Parmi ces indicateurs, nous citons le taux d’obtention du diplôme ; le
taux de décrochage, le taux d'achèvement de la scolarité et le taux de réussite
aux examens nationaux (diplôme de fin des études de l’enseignement de base ou
le baccalauréat).
En effet Les filles enregistrent des taux de
réussite supérieurs à ceux des garçons, à tous les niveaux d’enseignement, la
différence entre les deux taux dépassent
les 15 points aux collèges, qui est considéré comme une étape très délicate pour les garçons. (Tableau 3)
Les filles s'accrochent plus que les garçons, leur taux de décrochage
est toujours inférieur à celui des garçons.
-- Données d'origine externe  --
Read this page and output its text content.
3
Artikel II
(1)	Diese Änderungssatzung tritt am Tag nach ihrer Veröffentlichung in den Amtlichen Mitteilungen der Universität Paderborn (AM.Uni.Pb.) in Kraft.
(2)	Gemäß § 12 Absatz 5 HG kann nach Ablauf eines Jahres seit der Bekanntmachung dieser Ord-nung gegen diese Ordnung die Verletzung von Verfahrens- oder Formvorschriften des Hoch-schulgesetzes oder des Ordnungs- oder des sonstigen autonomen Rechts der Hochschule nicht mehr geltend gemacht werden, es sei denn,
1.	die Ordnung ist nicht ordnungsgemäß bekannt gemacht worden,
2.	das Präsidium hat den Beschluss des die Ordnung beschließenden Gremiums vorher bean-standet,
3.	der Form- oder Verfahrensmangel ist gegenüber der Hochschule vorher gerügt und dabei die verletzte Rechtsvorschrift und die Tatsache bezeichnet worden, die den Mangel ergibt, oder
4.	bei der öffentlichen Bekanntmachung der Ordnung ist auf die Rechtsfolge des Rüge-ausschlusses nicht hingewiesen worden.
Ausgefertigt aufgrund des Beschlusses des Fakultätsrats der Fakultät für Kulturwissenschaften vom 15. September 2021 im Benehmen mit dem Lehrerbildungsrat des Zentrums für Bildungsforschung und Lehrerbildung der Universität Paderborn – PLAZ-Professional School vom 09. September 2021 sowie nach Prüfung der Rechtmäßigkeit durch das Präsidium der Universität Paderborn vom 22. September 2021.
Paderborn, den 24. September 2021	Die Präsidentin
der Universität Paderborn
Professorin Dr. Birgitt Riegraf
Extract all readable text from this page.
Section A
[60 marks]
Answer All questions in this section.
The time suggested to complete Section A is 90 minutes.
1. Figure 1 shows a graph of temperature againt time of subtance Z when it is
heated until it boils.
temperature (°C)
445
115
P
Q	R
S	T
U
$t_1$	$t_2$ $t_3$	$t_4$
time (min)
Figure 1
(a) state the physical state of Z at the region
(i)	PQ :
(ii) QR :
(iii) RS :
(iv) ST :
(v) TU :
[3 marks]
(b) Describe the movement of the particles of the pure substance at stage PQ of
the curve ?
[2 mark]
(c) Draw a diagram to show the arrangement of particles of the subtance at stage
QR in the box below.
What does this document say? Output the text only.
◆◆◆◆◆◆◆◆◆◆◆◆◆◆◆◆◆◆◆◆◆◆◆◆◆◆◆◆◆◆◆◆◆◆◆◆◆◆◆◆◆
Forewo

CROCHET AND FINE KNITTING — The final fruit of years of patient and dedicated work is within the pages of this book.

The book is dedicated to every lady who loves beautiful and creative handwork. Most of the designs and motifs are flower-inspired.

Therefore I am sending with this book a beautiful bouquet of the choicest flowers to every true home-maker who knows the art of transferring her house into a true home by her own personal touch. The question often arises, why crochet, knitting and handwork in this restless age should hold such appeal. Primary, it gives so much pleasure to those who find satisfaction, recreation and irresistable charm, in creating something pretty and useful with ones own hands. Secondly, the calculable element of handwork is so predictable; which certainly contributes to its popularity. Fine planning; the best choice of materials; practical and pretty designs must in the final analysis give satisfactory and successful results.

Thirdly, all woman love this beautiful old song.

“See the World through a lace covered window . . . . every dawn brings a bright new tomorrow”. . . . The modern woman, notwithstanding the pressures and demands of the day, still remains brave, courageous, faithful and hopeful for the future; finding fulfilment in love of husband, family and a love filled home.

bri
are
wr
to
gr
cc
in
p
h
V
Bien que la différence entre les
sexes était insignifiante, à l'école primaire, (0,3 points), elle dépasse les 6 points au collège et 4 points au lycée , ce qui explique la supériorité numérique des filles à ce
niveau. (Tableau 4)
Le
ratio de filles est supérieur au ratio
de garçons tant
au niveau des candidats qu’au niveau de
la réussite aux examens nationaux .Si
nous prenons la session 2011 du Baccalauréat, par exemple nous constatons
que les filles ont:
- représenté 57,3% des candidats. ce taux grimpe à 61,22 %si on considère les candidats des institutions publiques uniquement,
- formé la majorité des bacheliers (60,54 %) du total des bacheliers et 61,87 % des bacheliers des institutions publiques.
- réalisé au cours de cette session, comme lors des sessions précédentes, un taux de réussite meilleur que celui les garçons (67,48 %, contre 59,07 % pour les garçons), soit un écart de plus de 8 points. L’écart persiste, quoique dans une moindre marge, même si l'on ne considère que dans les élèves de l’enseignement public (72,76 % contre 70,78 %)
Au concours d’entrée aux collèges pilotes de 2013, par exemple, les filles représentaient 57,08 % des reçus .
Le taux d’achèvement des études secondaires avec succès était en 2004 pour les filles de 35,3%, contre 24,2 pour les garçons d’après une étude réalisée par l'Institut tunisien de la concurrence et des études quantitatives[2] qui nous fait remarquer note que ce taux[3] a triplé depuis 1984.
Le taux d’achèvement des études secondaires avec succès était en 2004 pour les filles de 35,3%, contre 24,2 pour les garçons d’après une étude réalisée par l'Institut tunisien de la concurrence et des études quantitatives[2] qui nous fait remarquer note que ce taux[3] a triplé depuis 1984.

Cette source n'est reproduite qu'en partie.